Sunday, February 08, 2009

Being thankful for what we can get

I want to appreciate what we get if the Senate compromise bill as it stands now becomes the final version of the recovery bill. It's better than what we would have ever gotten with John McCain as President, and it will do considerably more good.

Herbert Hoover: the Republicans still reverence his economic wisdom

But Paul Krugman is more concerned than ever that it's not enough. At his blog he writes in What the centrists have wrought 02/08/09:

I’m still working on the numbers, but I’ve gotten a fair number of requests for comment on the Senate version of the stimulus.

The short answer: to appease the centrists, a plan that was already too small and too focused on ineffective tax cuts has been made significantly smaller, and even more focused on tax cuts.

According to the CBO’s estimates, we’re facing an output shortfall of almost 14% of GDP over the next two years, or around $2 trillion. Others, such as Goldman Sachs, are even more pessimistic. So the original $800 billion plan was too small, especially because a substantial share consisted of tax cuts that probably would have added little to demand. The plan should have been at least 50% larger. [my emphasis]

Krugman in this post is pretty pessimistic, because he thinks it will be difficult to get the additional stimulus spending that's needed:

The real question now is whether Obama will be able to come back for more once it’s clear that the plan is way inadequate. My guess is no. This is really, really bad.
Still, even the flawed Senate bill is a big step toward a serious recovery program. And I think Obama is likely to keep up the pressure. He seems to have realized already that he has to go "directly to the people" by high-profile speeches and press conferences to keep the heat on his own Party, to fight back against Republican demagoguery, and counteract some of the effects of our toxic media culture.
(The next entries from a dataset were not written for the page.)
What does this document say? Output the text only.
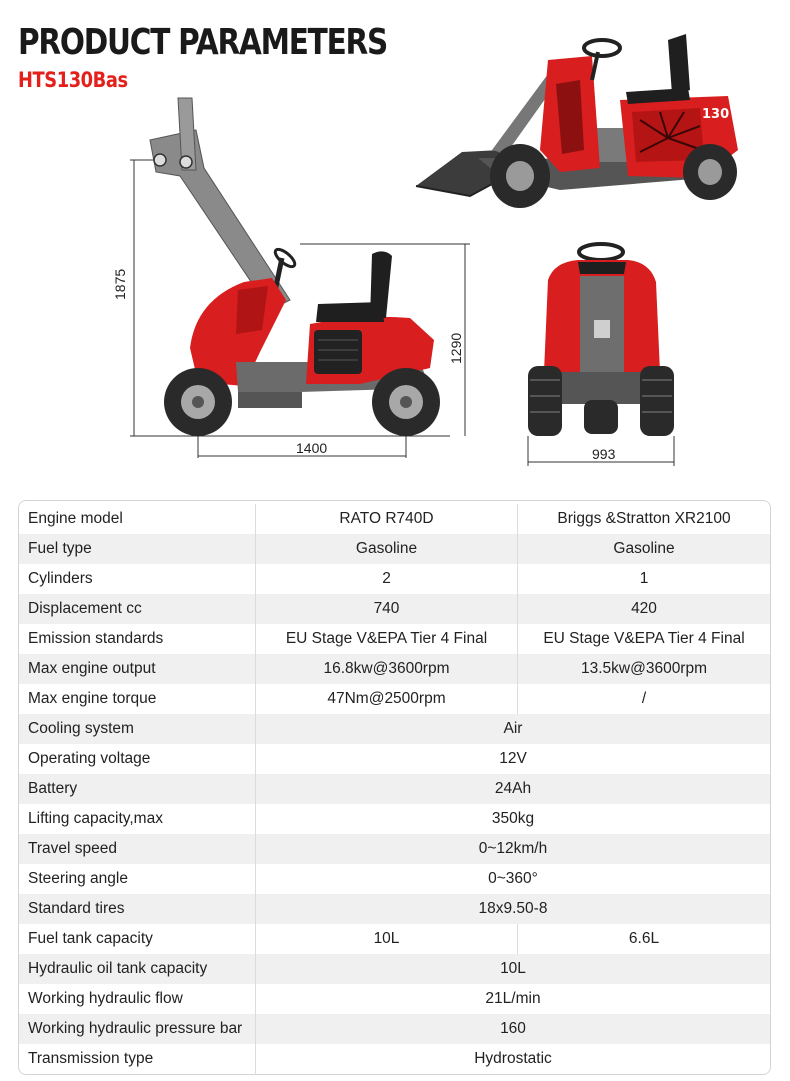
PRODUCT PARAMETERS
HTS130Bas
130
1875
1290
1400	993
Engine model	RATO R740D	Briggs &Stratton XR2100
Fuel type	Gasoline	Gasoline
Cylinders	2	1
Displacement cc	740	420
Emission standards	EU Stage V&EPA Tier 4 Final	EU Stage V&EPA Tier 4 Final
Max engine output	16.8kw@3600rpm	13.5kw@3600rpm
Max engine torque	47Nm@2500rpm	/
Cooling system	Air
Operating voltage	12V
Battery	24Ah
Lifting capacity,max	350kg
Travel speed	0~12km/h
Steering angle	0~360°
Standard tires	18x9.50-8
Fuel tank capacity	10L	6.6L
Hydraulic oil tank capacity	10L
Working hydraulic flow	21L/min
Working hydraulic pressure bar	160
Transmission type	Hydrostatic
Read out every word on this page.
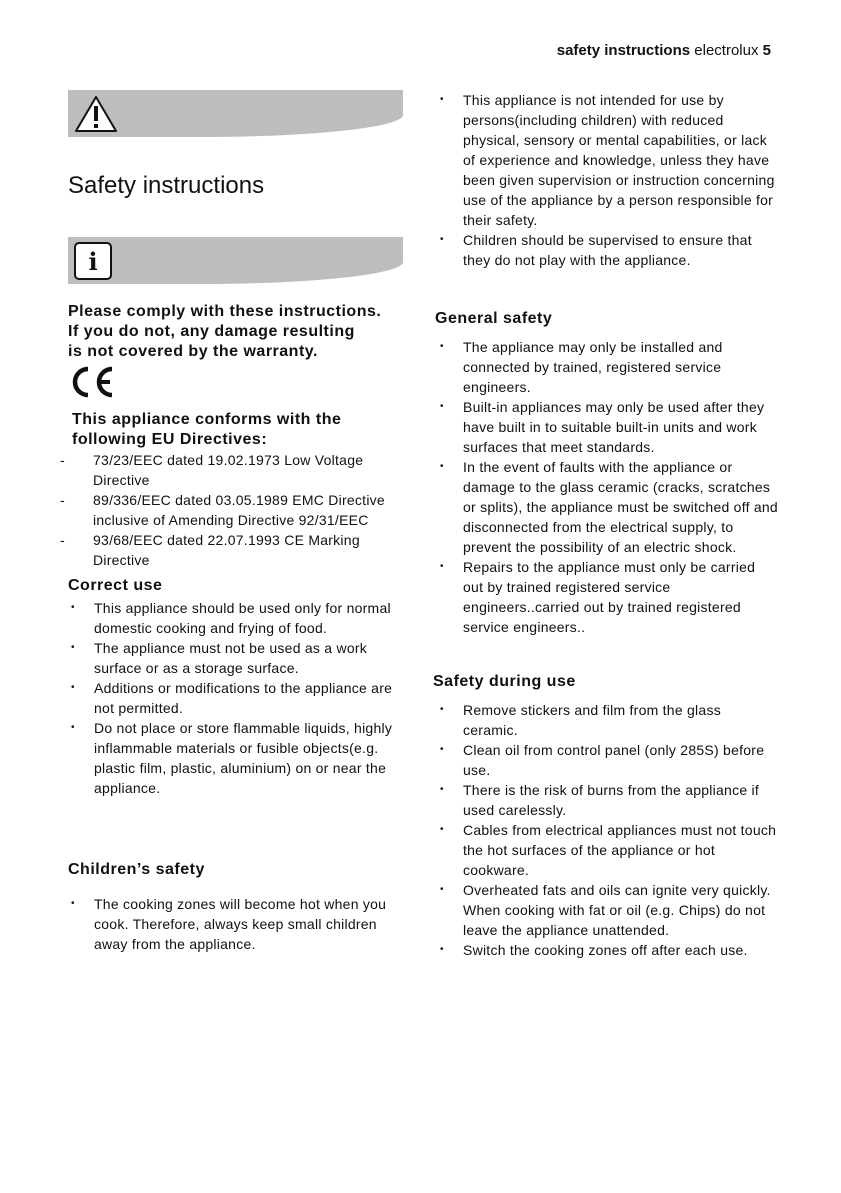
safety instructions electrolux 5
Safety instructions
i
Please comply with these instructions.
If you do not, any damage resulting
is not covered by the warranty.
This appliance conforms with the
following EU Directives:
- 73/23/EEC dated 19.02.1973 Low Voltage Directive
- 89/336/EEC dated 03.05.1989 EMC Directive inclusive of Amending Directive 92/31/EEC
- 93/68/EEC dated 22.07.1993 CE Marking Directive
Correct use
• This appliance should be used only for normal domestic cooking and frying of food.
• The appliance must not be used as a work surface or as a storage surface.
• Additions or modifications to the appliance are not permitted.
• Do not place or store flammable liquids, highly inflammable materials or fusible objects(e.g. plastic film, plastic, aluminium) on or near the appliance.
Children’s safety
• The cooking zones will become hot when you cook. Therefore, always keep small children away from the appliance.
• This appliance is not intended for use by persons(including children) with reduced physical, sensory or mental capabilities, or lack of experience and knowledge, unless they have been given supervision or instruction concerning use of the appliance by a person responsible for their safety.
• Children should be supervised to ensure that they do not play with the appliance.
General safety
• The appliance may only be installed and connected by trained, registered service engineers.
• Built-in appliances may only be used after they have built in to suitable built-in units and work surfaces that meet standards.
• In the event of faults with the appliance or damage to the glass ceramic (cracks, scratches or splits), the appliance must be switched off and disconnected from the electrical supply, to prevent the possibility of an electric shock.
• Repairs to the appliance must only be carried out by trained registered service engineers..carried out by trained registered service engineers..
Safety during use
• Remove stickers and film from the glass ceramic.
• Clean oil from control panel (only 285S) before use.
• There is the risk of burns from the appliance if used carelessly.
• Cables from electrical appliances must not touch the hot surfaces of the appliance or hot cookware.
• Overheated fats and oils can ignite very quickly. When cooking with fat or oil (e.g. Chips) do not leave the appliance unattended.
• Switch the cooking zones off after each use.
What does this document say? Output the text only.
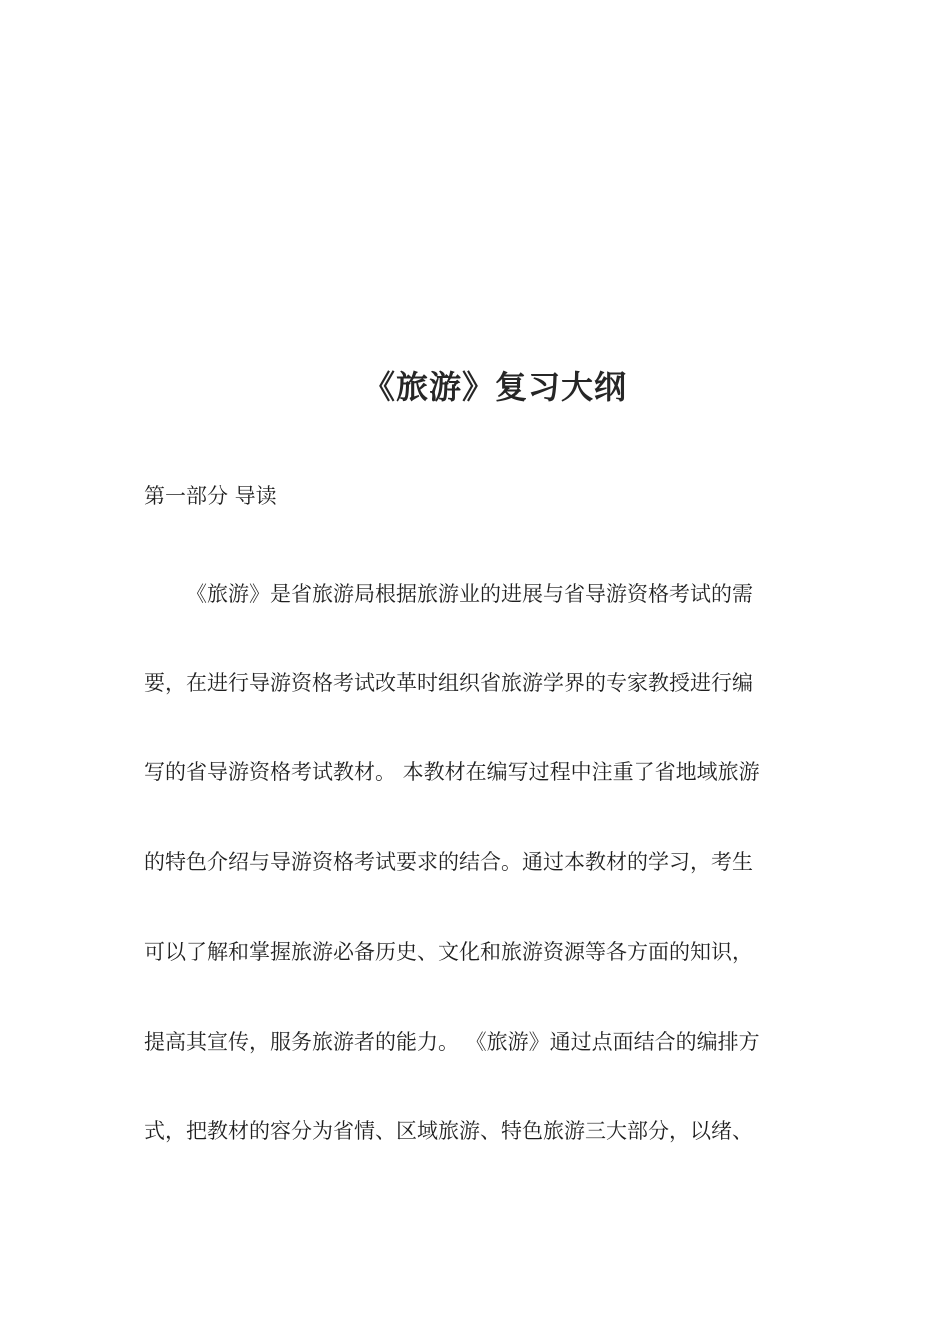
《旅游》复习大纲
第一部分 导读
《旅游》是省旅游局根据旅游业的进展与省导游资格考试的需
要，在进行导游资格考试改革时组织省旅游学界的专家教授进行编
写的省导游资格考试教材。 本教材在编写过程中注重了省地域旅游
的特色介绍与导游资格考试要求的结合。通过本教材的学习，考生
可以了解和掌握旅游必备历史、文化和旅游资源等各方面的知识，
提高其宣传，服务旅游者的能力。 《旅游》通过点面结合的编排方
式，把教材的容分为省情、区域旅游、特色旅游三大部分，以绪、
In a later post, Happy Stan 02/08/09, Krugman is a bit more upbeat on the political prospects of getting through major new pieces of the recovery program. But his reading of the economic numbers stresses how important it is to defeat the Republicans and get the necessary recovery programs through:

I’ve gone through the CBO numbers a bit more carefully; they’re projecting a $2.9 trillion shortfall over the next three years. There’s just no way $780 billion [the compromise Senate bill], much of it used unproductively, will do the job.
The Republicans now are a full-blown Wrecker Party. There's not much potential for real bipartisan cooperation on anything.

I'll give Nancy Pelosi credit: she delivered the Democratic votes to pass the House version of the bill while every Republican voted against it. Harry Reid couldn't do the same in the Senate.

Two things need to change. One is that the Democrats can vote away the filibuster rule by majority vote and they need to do so. Reid and the Senate Dems are now using as an excuse that they need 60 votes to pass anything and that's nonsense. They are even forcing the Republicans to go into actual filibusters. The Democrats using it for an excuse not to do what they were elected to do.

The other thing that needs to change is the Senate Majority Leader. The Senate Democrats still operate on the daffy notion that it's best to select as your main partisan leader in the Senate someone who comes from a state where the Republicans can make a strong and credible contest in a race against him, a "purple" state in the current lingo. This is nuts. Someone like Reid from Nevada has to periodically vote against his own Party on a substantial issue because of state politics. It's just goofy to have him or someone in his position as Majority Leader. Vote him out of that position and put in some Senator who can consistently fight for the Democratic positions and not feel like they have to show how much they can bow and scrape to seek the High Broderist Holy Grail of sacred bipartisanship.

The national news media is so badly broken it often gets discouraging to think about what an gigantic dead weight it is on the country right now. Maureen Dowd's latest is a disjointed rave about what a wimp Obama is and how it's all his fault that the recovery program isn't already passed because he should have pre-compromised with the Republicans even more and blah, blah: Potomac’s Postpartisan Depression New York Times 02/07/09 (online date). Of course, MoDo is right in tune with the Republican line that, oh, all these her big numbers and stuff are just so confusin' and we don't know what they're all about: "It’s a huge, scary moment, with trillions of dollars and millions of jobs flying out the window." And, of course, not a word from MoDo about the massive dysfunction of the national press.

And David "Dean Of All The Pundits" Broder writes about how the Republican Party is recognizing that it needs to break out of its Southern Strategy mode, The GOP Faces the Blue Wall Washington Post 02/08/09. Apparently for no real reason other than that what the Dean wants to think, because everybody must want to seek that glorious nirvana of Centrism like the Dean himself does religiously.